Buna mukabil belediye başta olmak üzere büyük aktörler, bütün süreci bir “rant” meselesine indirgeyerek hareket ediyorlar. Bu aktörler var olan sıkıntıları gidermek adına sözde ahlaki birtakım gerekçeler ileri sürerek bölge sakinlerini yerlerinden ediyorlar. Zira gerçekten ahlaki bir gaye ile yola çıkan bir çalışma, ahlaki olanı bu insanların yaşayışlarıyla sınırlamayıp; o insanların ıslahını içeriden bir yol tutarak halletmek yoluna gitmelidir.

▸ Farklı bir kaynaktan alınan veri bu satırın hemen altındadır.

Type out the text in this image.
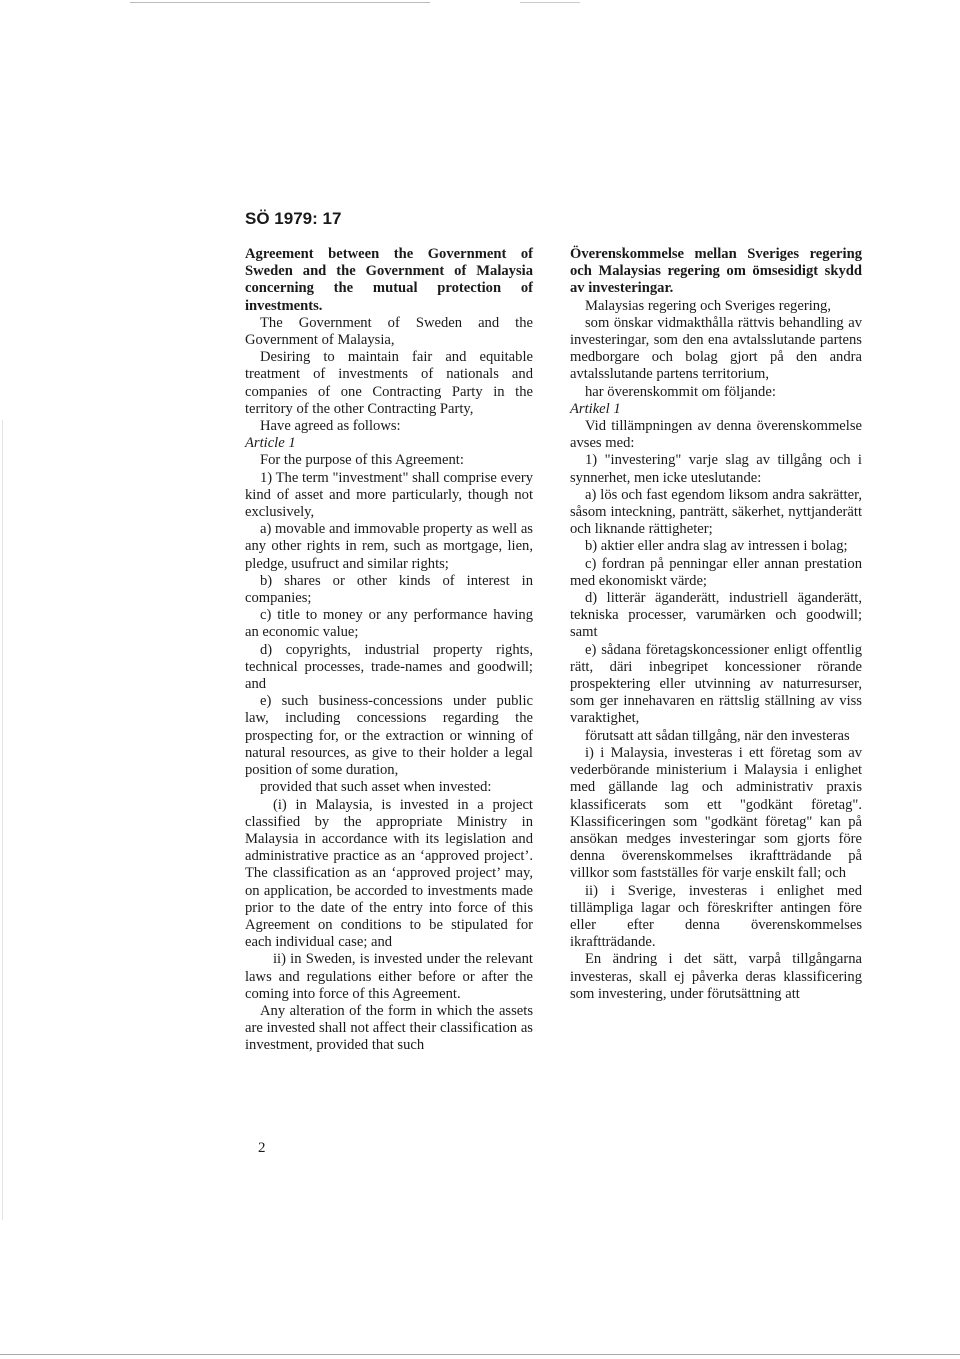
SÖ 1979: 17

Agreement between the Government of Sweden and the Government of Malaysia concerning the mutual protection of investments.

The Government of Sweden and the Government of Malaysia,

Desiring to maintain fair and equitable treatment of investments of nationals and companies of one Contracting Party in the territory of the other Contracting Party,

Have agreed as follows:

Article 1

For the purpose of this Agreement:

1) The term "investment" shall comprise every kind of asset and more particularly, though not exclusively,

a) movable and immovable property as well as any other rights in rem, such as mortgage, lien, pledge, usufruct and similar rights;

b) shares or other kinds of interest in companies;

c) title to money or any performance having an economic value;

d) copyrights, industrial property rights, technical processes, trade-names and goodwill; and

e) such business-concessions under public law, including concessions regarding the prospecting for, or the extraction or winning of natural resources, as give to their holder a legal position of some duration,

provided that such asset when invested:

(i) in Malaysia, is invested in a project classified by the appropriate Ministry in Malaysia in accordance with its legislation and administrative practice as an ‘approved project’. The classification as an ‘approved project’ may, on application, be accorded to investments made prior to the date of the entry into force of this Agreement on conditions to be stipulated for each individual case; and

ii) in Sweden, is invested under the relevant laws and regulations either before or after the coming into force of this Agreement.

Any alteration of the form in which the assets are invested shall not affect their classification as investment, provided that such

Överenskommelse mellan Sveriges regering och Malaysias regering om ömsesidigt skydd av investeringar.

Malaysias regering och Sveriges regering,

som önskar vidmakthålla rättvis behandling av investeringar, som den ena avtalsslutande partens medborgare och bolag gjort på den andra avtalsslutande partens territorium,

har överenskommit om följande:

Artikel 1

Vid tillämpningen av denna överenskommelse avses med:

1) "investering" varje slag av tillgång och i synnerhet, men icke uteslutande:

a) lös och fast egendom liksom andra sakrätter, såsom inteckning, panträtt, säkerhet, nyttjanderätt och liknande rättigheter;

b) aktier eller andra slag av intressen i bolag;

c) fordran på penningar eller annan prestation med ekonomiskt värde;

d) litterär äganderätt, industriell äganderätt, tekniska processer, varumärken och goodwill; samt

e) sådana företagskoncessioner enligt offentlig rätt, däri inbegripet koncessioner rörande prospektering eller utvinning av naturresurser, som ger innehavaren en rättslig ställning av viss varaktighet,

förutsatt att sådan tillgång, när den investeras

i) i Malaysia, investeras i ett företag som av vederbörande ministerium i Malaysia i enlighet med gällande lag och administrativ praxis klassificerats som ett "godkänt företag". Klassificeringen som "godkänt företag" kan på ansökan medges investeringar som gjorts före denna överenskommelses ikraftträdande på villkor som fastställes för varje enskilt fall; och

ii) i Sverige, investeras i enlighet med tillämpliga lagar och föreskrifter antingen före eller efter denna överenskommelses ikraftträdande.

En ändring i det sätt, varpå tillgångarna investeras, skall ej påverka deras klassificering som investering, under förutsättning att

2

Aynı sürecin son aktörü olan “mahalle sakinleri”nin durumu ise en sıkıntılı olanı. Onlar için asıl önemli olan, gerçekten ve net bir şekilde “sıcak bir yuva”da bulunmak. Bu sebeple bütün bu olan bitene en pratik ve görece en dolayımsız bakabilen de onlar. Bu dolayımsızlık noktası önemli. Çünkü bu insanlar oturdukları semtleri (Tarlabaşı, Sulukule, Fener-Balat) tam da bu yerlerin görece düşük maliyetleri dolayısıyla tercih ediyorlar. Buralardan bekledikleri, günlük hayatlarını idame ettirmekten öteye gitmiyor. Oysa onların dışındaki diğer gruplar (halktan olup da işbirlikçi olanlar bir tarafa!) bu bölgeye sürekli olarak kendi çıkarları doğrultusunda, sürekli olarak dolayımlı bir yerden bakıyorlar. Dolayısıyla da dışarıdan bakanların gördükleri estetik unsurlar bu insanlara hiçbir şey söylemiyor aslında. Bu anlamda doğru olan bir siyaset yürütme tarzı, tam olarak geçmesi gereken yerden türetilemiyor. Örneğin Sulukule’de yerlerini bırakıp giden insanlara kızmak yerine, aslında tam da bu gidişin yani yeni yerleşim yerlerinin bölge sakinlerinin çıkarına olmadığının dillendirilmesi gerekiyor. Zira bu olayda kategorik olarak estetik çıkarı, saf hayatı idame ettirmenin üstüne koyan bir siyaset yürütmek, nereden bakarsanız bakın, bütün bir Cumhuriyet tarihinin elitist bakışını tekrarlamaktan başka bir anlama gelmemektedir aslında.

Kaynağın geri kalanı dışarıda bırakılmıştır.